Lawyer Breaks Down Secret XRP Memo and Private SEC Meeting With Ripple

Lawyer Breaks Down Secret XRP Memo and Private SEC Meeting With Ripple

A little-discussed memo from the Securities and Exchange Commission (SEC) from five years ago may suggest that the agency faced internal struggles in concluding whether XRP was a security, according to crypto lawyer John Deaton.

This may indicate that Ripple – the company behind XRP – was not legally reckless in issuing the token years prior, as the SEC has often alleged.

The SEC’s Memo

According to Deaton, the “Howey memo” was written by SEC enforcement lawyers, and received by SEC chair Jay Clayton and Commissioner William Hinman on June 13, 2018. This was just one day before Hinman delivered a speech suggesting that Ethereum (ETH) may not be a security while neglecting to mention XRP.

Three months later, Both Clayton and Hinman held a meeting with Ripple CEO Brad Garlinghouse and CTO David Schwartz asked why XRP had been left out of the speech. At the time, both ETH and XRP competed for the distinction of #2 largest crypto by market cap, but ETH pulled ahead after the speech was published.

“We have the actual meeting notes from Hinman’s Special Counsel who was assigned to him by the SEC and attended the meeting,” said Deaton. “The [notes] written by this SEC attorney tell us A LOT.”

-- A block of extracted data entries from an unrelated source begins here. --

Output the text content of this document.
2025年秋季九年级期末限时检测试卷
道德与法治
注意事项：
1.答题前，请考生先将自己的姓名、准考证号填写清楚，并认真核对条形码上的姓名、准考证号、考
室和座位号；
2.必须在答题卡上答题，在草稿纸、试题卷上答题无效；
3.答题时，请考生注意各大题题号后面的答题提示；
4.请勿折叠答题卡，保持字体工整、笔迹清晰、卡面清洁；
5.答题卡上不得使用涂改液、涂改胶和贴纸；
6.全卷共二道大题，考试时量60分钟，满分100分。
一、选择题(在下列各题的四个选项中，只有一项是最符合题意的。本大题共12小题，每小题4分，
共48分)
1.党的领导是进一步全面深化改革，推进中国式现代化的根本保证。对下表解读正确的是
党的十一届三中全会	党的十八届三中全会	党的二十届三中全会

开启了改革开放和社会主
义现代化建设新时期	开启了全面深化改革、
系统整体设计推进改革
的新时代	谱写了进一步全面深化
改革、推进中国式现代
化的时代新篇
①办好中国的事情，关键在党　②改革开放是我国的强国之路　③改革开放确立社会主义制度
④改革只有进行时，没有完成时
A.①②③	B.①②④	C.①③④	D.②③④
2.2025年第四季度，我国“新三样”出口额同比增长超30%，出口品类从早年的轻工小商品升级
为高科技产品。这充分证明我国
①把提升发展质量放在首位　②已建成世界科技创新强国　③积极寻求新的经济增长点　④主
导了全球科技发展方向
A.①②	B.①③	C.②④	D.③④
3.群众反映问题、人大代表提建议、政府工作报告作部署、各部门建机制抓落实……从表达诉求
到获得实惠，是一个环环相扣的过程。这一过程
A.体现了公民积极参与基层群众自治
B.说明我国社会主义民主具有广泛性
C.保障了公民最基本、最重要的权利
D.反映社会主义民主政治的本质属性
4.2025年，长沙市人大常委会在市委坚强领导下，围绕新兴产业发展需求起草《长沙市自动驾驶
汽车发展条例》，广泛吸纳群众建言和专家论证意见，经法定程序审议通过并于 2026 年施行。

Deaton said the meeting was related to XRP’s regulatory status, during which Garlinghouse “exhibited frustration over the lack of regulatory clarity for XRP.” The CEO said that his company was in “purgatory” due to the SEC’s vagueness on the matter.

What the SEC Thought of XRP

The lawyer said that Clayton was fairly dismissive in response, encouraging Ripple to “keep talking to the staff” about the issue. Based on this, Deaton inferred that the Howey memo received by the SEC months prior must not have concluded that XRP was a security, or else it would have been mentioned by Clayton at the meeting.

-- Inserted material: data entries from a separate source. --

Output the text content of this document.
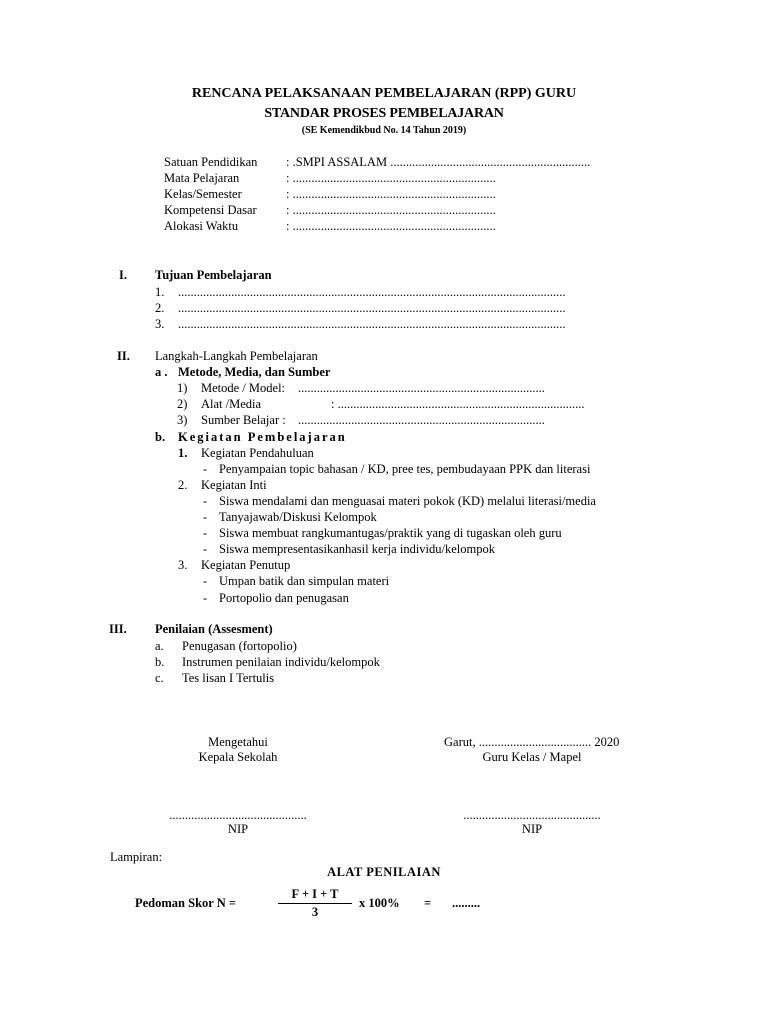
RENCANA PELAKSANAAN PEMBELAJARAN (RPP) GURU
STANDAR PROSES PEMBELAJARAN
(SE Kemendikbud No. 14 Tahun 2019)
Satuan Pendidikan : .SMPI ASSALAM ................................................................
Mata Pelajaran	: .................................................................
Kelas/Semester	: .................................................................
Kompetensi Dasar : .................................................................
Alokasi Waktu	: .................................................................
I. Tujuan Pembelajaran
1. ............................................................................................................................
2. ............................................................................................................................
3. ............................................................................................................................
II. Langkah-Langkah Pembelajaran
a . Metode, Media, dan Sumber
1) Metode / Model: ...............................................................................
2) Alat /Media	: ...............................................................................
3) Sumber Belajar : ...............................................................................
b. Kegiatan Pembelajaran
1. Kegiatan Pendahuluan
- Penyampaian topic bahasan / KD, pree tes, pembudayaan PPK dan literasi
2. Kegiatan Inti
- Siswa mendalami dan menguasai materi pokok (KD) melalui literasi/media
- Tanyajawab/Diskusi Kelompok
- Siswa membuat rangkumantugas/praktik yang di tugaskan oleh guru
- Siswa mempresentasikanhasil kerja individu/kelompok
3. Kegiatan Penutup
- Umpan batik dan simpulan materi
- Portopolio dan penugasan
III. Penilaian (Assesment)
a. Penugasan (fortopolio)
b. Instrumen penilaian individu/kelompok
c. Tes lisan I Tertulis
Mengetahui
Kepala Sekolah
Garut, .................................... 2020
Guru Kelas / Mapel
............................................	............................................
NIP	NIP
Lampiran:
ALAT PENILAIAN
Pedoman Skor N =
F + I + T
3
x 100% = .........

“The memo was found to be privileged and not disclosed so I haven’t read exactly what it says,” he clarified in a tweet on Sunday. However, the fact that there was no accompanying enforcement action shortly after the memo was published further demonstrates that the SEC had likely reached no conclusion at the time.

“If enforcement lawyers at the SEC struggled to conclude XRP was a security in 2018, how can it be that Brad Garlinghouse and Chris Larsen were reckless in not knowing XRP was being sold as a security in 2013-2015[?]” asked Deaton.

Judge Analisa Torres ruled last month that institutional sales of XRP were indeed securities transactions, but that secondary market sales were not. XRP itself, she added, also did not violate securities law. The SEC is now seeking to appeal the ruling, arguing that there’s room for disagreement between courts on the matter.